2. Ao trabalhar, os mapas tornam presente o pensamento e o trabalho acumulados do passado sobre o meio ambiente, permitindo que o passado se torne parte do presente, e sua eficácia é consequência da seletividade com que trazem esse passado para o presente.

3. A seletividade, o foco e o interesse do mapa o libertam para ser uma representação do passado, e é esse interesse que o torna uma representação, permitindo que ele sirva a interesses.

4. Os interesses selecionam o que será representado no mapa, incorporando-se a ele como presenças e ausências, e é precisamente por causa dessa seletividade interessada que o mapa é capaz de funcionar.

5. Esse interesse não é desinteressado, nem simples ou singular, estando difundido por todo o sistema social e concentrado em várias facções, classes ou profissões, e tanto as forças conservadoras quanto as transformadoras conspiram para mascarar seu interesse, naturalizando o produto de tanta energia cultural.

6. A naturalização do mapa ocorre no nível do sistema de signos em que ele está inscrito, com uma dupla codificação que garante que, assim que um signo é criado, ele é colocado a serviço de um mito (de que o mundo exibido no mapa é natural).

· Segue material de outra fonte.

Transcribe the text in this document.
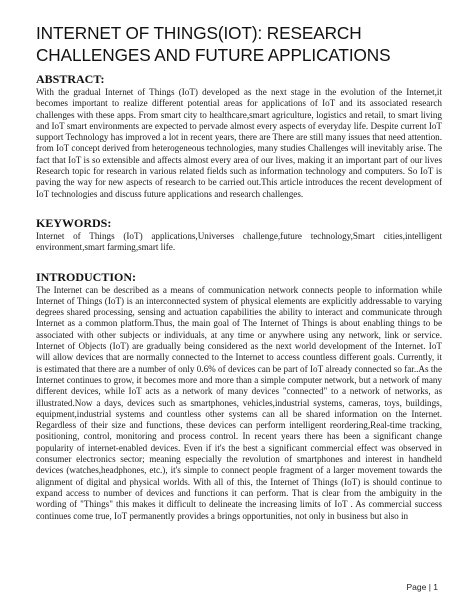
INTERNET OF THINGS(IOT): RESEARCH CHALLENGES AND FUTURE APPLICATIONS
ABSTRACT:

With the gradual Internet of Things (IoT) developed as the next stage in the evolution of the Internet,it becomes important to realize different potential areas for applications of IoT and its associated research challenges with these apps. From smart city to healthcare,smart agriculture, logistics and retail, to smart living and IoT smart environments are expected to pervade almost every aspects of everyday life. Despite current IoT support Technology has improved a lot in recent years, there are There are still many issues that need attention. from IoT concept derived from heterogeneous technologies, many studies Challenges will inevitably arise. The fact that IoT is so extensible and affects almost every area of our lives, making it an important part of our lives Research topic for research in various related fields such as information technology and computers. So IoT is paving the way for new aspects of research to be carried out.This article introduces the recent development of IoT technologies and discuss future applications and research challenges.

KEYWORDS:

Internet of Things (IoT) applications,Universes challenge,future technology,Smart cities,intelligent environment,smart farming,smart life.

INTRODUCTION:

The Internet can be described as a means of communication network connects people to information while Internet of Things (IoT) is an interconnected system of physical elements are explicitly addressable to varying degrees shared processing, sensing and actuation capabilities the ability to interact and communicate through Internet as a common platform.Thus, the main goal of The Internet of Things is about enabling things to be associated with other subjects or individuals, at any time or anywhere using any network, link or service. Internet of Objects (IoT) are gradually being considered as the next world development of the Internet. IoT will allow devices that are normally connected to the Internet to access countless different goals. Currently, it is estimated that there are a number of only 0.6% of devices can be part of IoT already connected so far..As the Internet continues to grow, it becomes more and more than a simple computer network, but a network of many different devices, while IoT acts as a network of many devices "connected" to a network of networks, as illustrated.Now a days, devices such as smartphones, vehicles,industrial systems, cameras, toys, buildings, equipment,industrial systems and countless other systems can all be shared information on the Internet. Regardless of their size and functions, these devices can perform intelligent reordering,Real-time tracking, positioning, control, monitoring and process control. In recent years there has been a significant change popularity of internet-enabled devices. Even if it's the best a significant commercial effect was observed in consumer electronics sector; meaning especially the revolution of smartphones and interest in handheld devices (watches,headphones, etc.), it's simple to connect people fragment of a larger movement towards the alignment of digital and physical worlds. With all of this, the Internet of Things (IoT) is should continue to expand access to number of devices and functions it can perform. That is clear from the ambiguity in the wording of "Things" this makes it difficult to delineate the increasing limits of IoT . As commercial success continues come true, IoT permanently provides a brings opportunities, not only in business but also in

Page | 1
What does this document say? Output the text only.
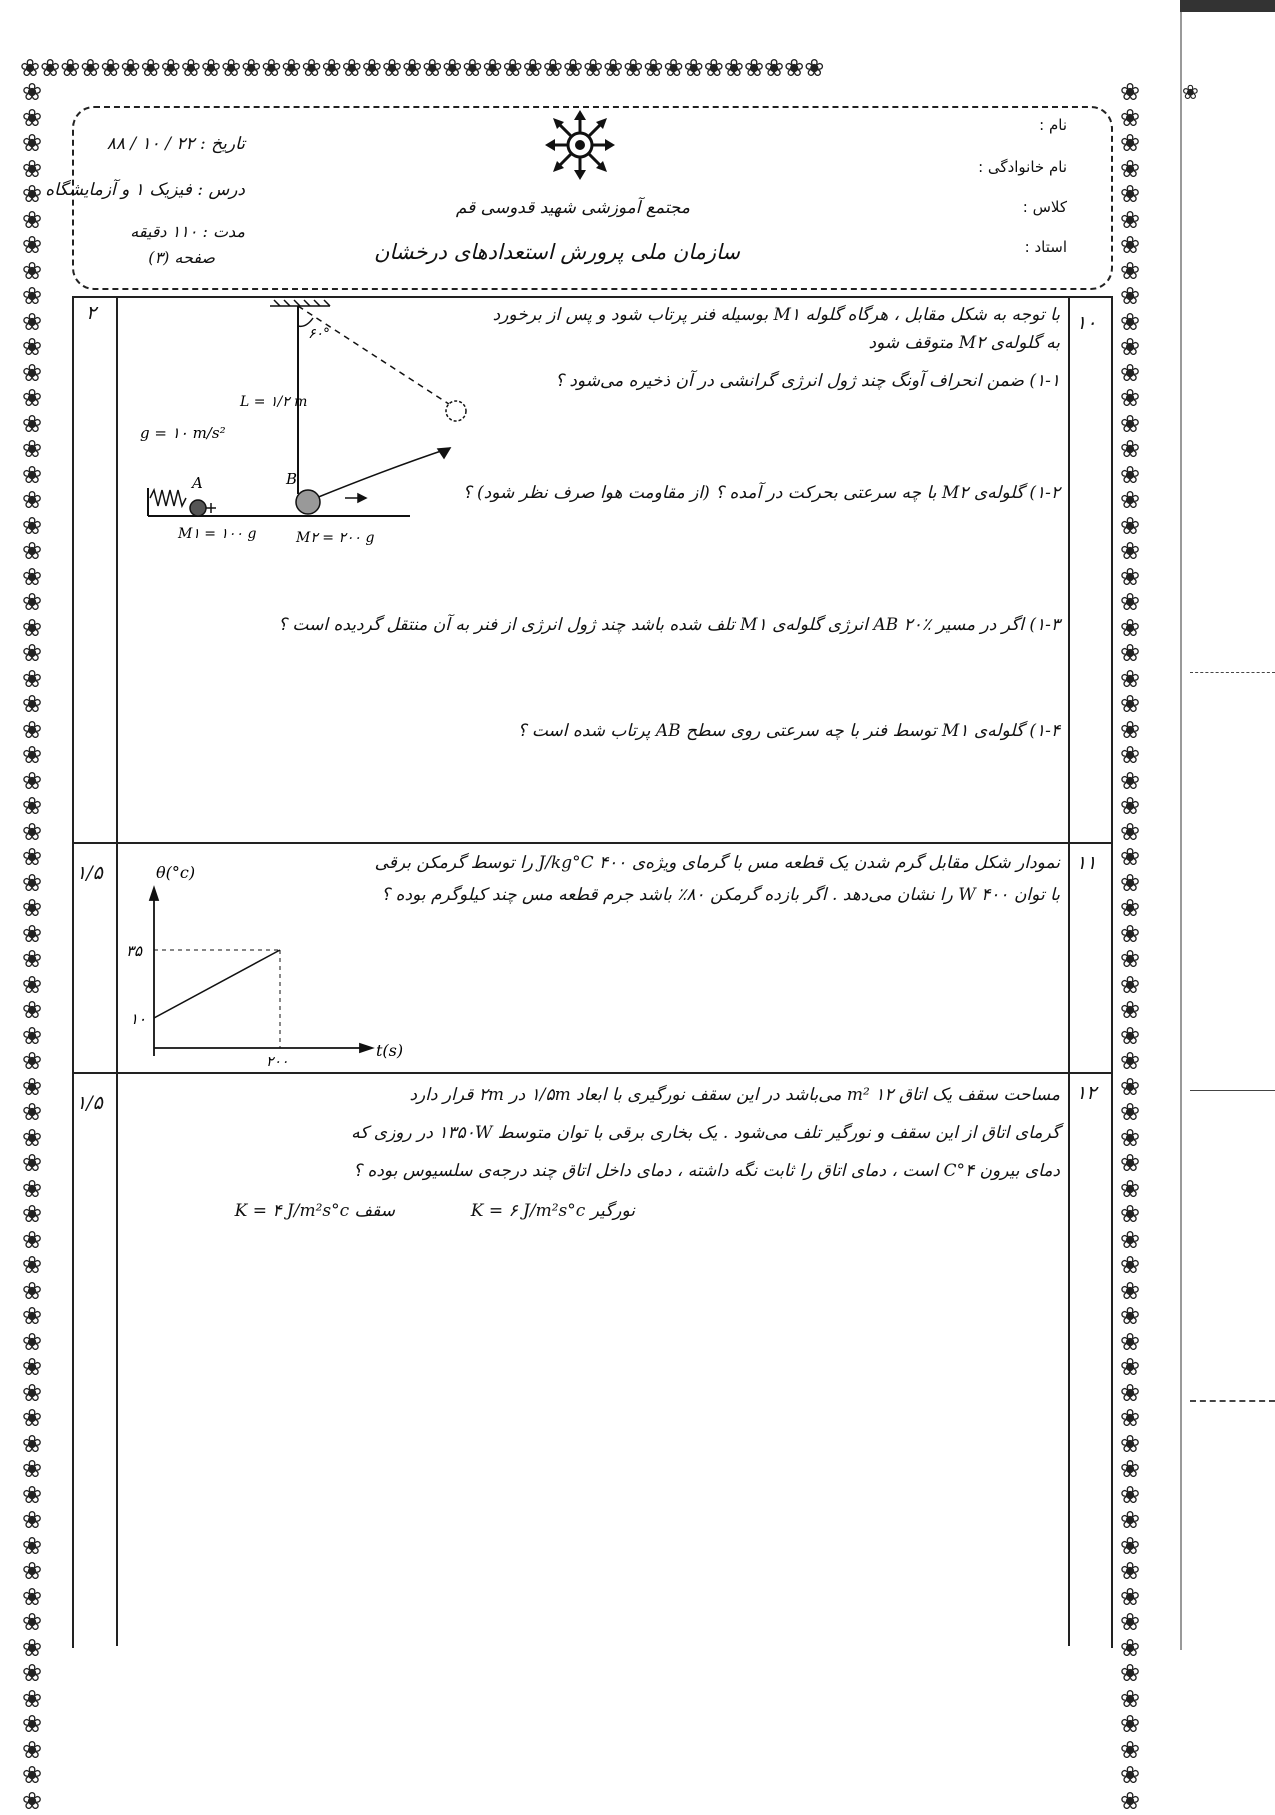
❀❀❀❀❀❀❀❀❀❀❀❀❀❀❀❀❀❀❀❀❀❀❀❀❀❀❀❀❀❀❀❀❀❀❀❀❀❀❀❀
❀
❀
❀
❀
❀
❀
❀
❀
❀
❀
❀
❀
❀
❀
❀
❀
❀
❀
❀
❀
❀
❀
❀
❀
❀
❀
❀
❀
❀
❀
❀
❀
❀
❀
❀
❀
❀
❀
❀
❀
❀
❀
❀
❀
❀
❀
❀
❀
❀
❀
❀
❀
❀
❀
❀
❀
❀
❀
❀
❀
❀
❀
❀
❀
❀
❀
❀
❀
❀
❀
❀
❀
❀
❀
❀
❀
❀
❀
❀
❀
❀
❀
❀
❀
❀
❀
❀
❀
❀
❀
❀
❀
❀
❀
❀
❀
❀
❀
❀
❀
❀
❀
❀
❀
❀
❀
❀
❀
❀
❀
❀
❀
❀
❀
❀
❀
❀
❀
❀
❀
❀
❀
❀
❀
❀
❀
❀
❀
❀
❀
❀
❀
❀
❀
❀
❀
❀
تاریخ : ۲۲ / ۱۰ / ۸۸
درس : فیزیک ۱ و آزمایشگاه
مدت : ۱۱۰ دقیقه
صفحه (۳)
مجتمع آموزشی شهید قدوسی قم
سازمان ملی پرورش استعدادهای درخشان
نام :
نام خانوادگی :
کلاس :
استاد :
۱۰
۲	با توجه به شکل مقابل ، هرگاه گلوله M۱ بوسیله فنر پرتاب شود و پس از برخورد
به گلوله‌ی M۲ متوقف شود
۱-۱) ضمن انحراف آونگ چند ژول انرژی گرانشی در آن ذخیره می‌شود ؟
۱-۲) گلوله‌ی M۲ با چه سرعتی بحرکت در آمده ؟ (از مقاومت هوا صرف نظر شود) ؟
۱-۳) اگر در مسیر AB ۲۰٪ انرژی گلوله‌ی M۱ تلف شده باشد چند ژول انرژی از فنر به آن منتقل گردیده است ؟
۱-۴) گلوله‌ی M۱ توسط فنر با چه سرعتی روی سطح AB پرتاب شده است ؟
۶۰°
L = ۱/۲ m
g = ۱۰ m/s²
A	B
M۱ = ۱۰۰ g	M۲ = ۲۰۰ g
۱۱
۱/۵	نمودار شکل مقابل گرم شدن یک قطعه مس با گرمای ویژه‌ی ۴۰۰ J/kg°C را توسط گرمکن برقی
با توان ۴۰۰ W را نشان می‌دهد . اگر بازده گرمکن ۸۰٪ باشد جرم قطعه مس چند کیلوگرم بوده ؟
θ(°c)
t(s)
۳۵
۱۰
۲۰۰
۱۲
۱/۵	مساحت سقف یک اتاق ۱۲ m² می‌باشد در این سقف نورگیری با ابعاد ۱/۵m در ۲m قرار دارد
گرمای اتاق از این سقف و نورگیر تلف می‌شود . یک بخاری برقی با توان متوسط ۱۳۵۰W در روزی که
دمای بیرون ۴°C است ، دمای اتاق را ثابت نگه داشته ، دمای داخل اتاق چند درجه‌ی سلسیوس بوده ؟
سقف K = ۴ J/m²s°c	نورگیر K = ۶ J/m²s°c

7. A capacidade do mapa de fazer isso depende dos signos que ele utiliza, todos com histórias independentes, e, uma vez revelados como sistemas de signos historicamente contingentes, os mapas deixam de ser janelas milagrosas e se tornam maneiras poderosas de fazer afirmações sobre o mundo.

8. Esta tese está incorporada em sete capítulos: o primeiro explica como os mapas funcionam, tornando presente o pensamento e o trabalho acumulados do passado.

9. O segundo capítulo busca inserir o mapa na história da qual emerge, como um instrumento que serve a interesses que não apenas criam mapas, mas também dividem o mundo entre aqueles que os usam e aqueles que não os usam.

10. O terceiro capítulo tenta mostrar como esses interesses estão incorporados em cada mapa, até mesmo nos mais objetivos, através de uma leitura atenta do mapa de Tom Van Sant.

11. O quarto capítulo persegue a maneira como o mapa mascara o interesse que incorpora, naturalizando-o, através de uma leitura atenta do levantamento topográfico da área ao redor de Ringwood, no nordeste de Nova Jersey.

12. O quinto capítulo tenta demonstrar, através de uma leitura atenta do Mapa Oficial das Rodovias Estaduais da Carolina do Norte, como essa máscara está incorporada nos próprios signos que compõem o mapa.

13. No sexto capítulo, a história de um único signo — o de relevo terrestre (colinas) — ilumina a continuidade do mapa com o resto da cultura e a maneira como seu interesse é o interesse do mapa.

14. O sétimo capítulo insiste que a percepção do interesse que todo mapa serve o liberta para servir a interesses particulares, ou seja, para trabalhar para cada um.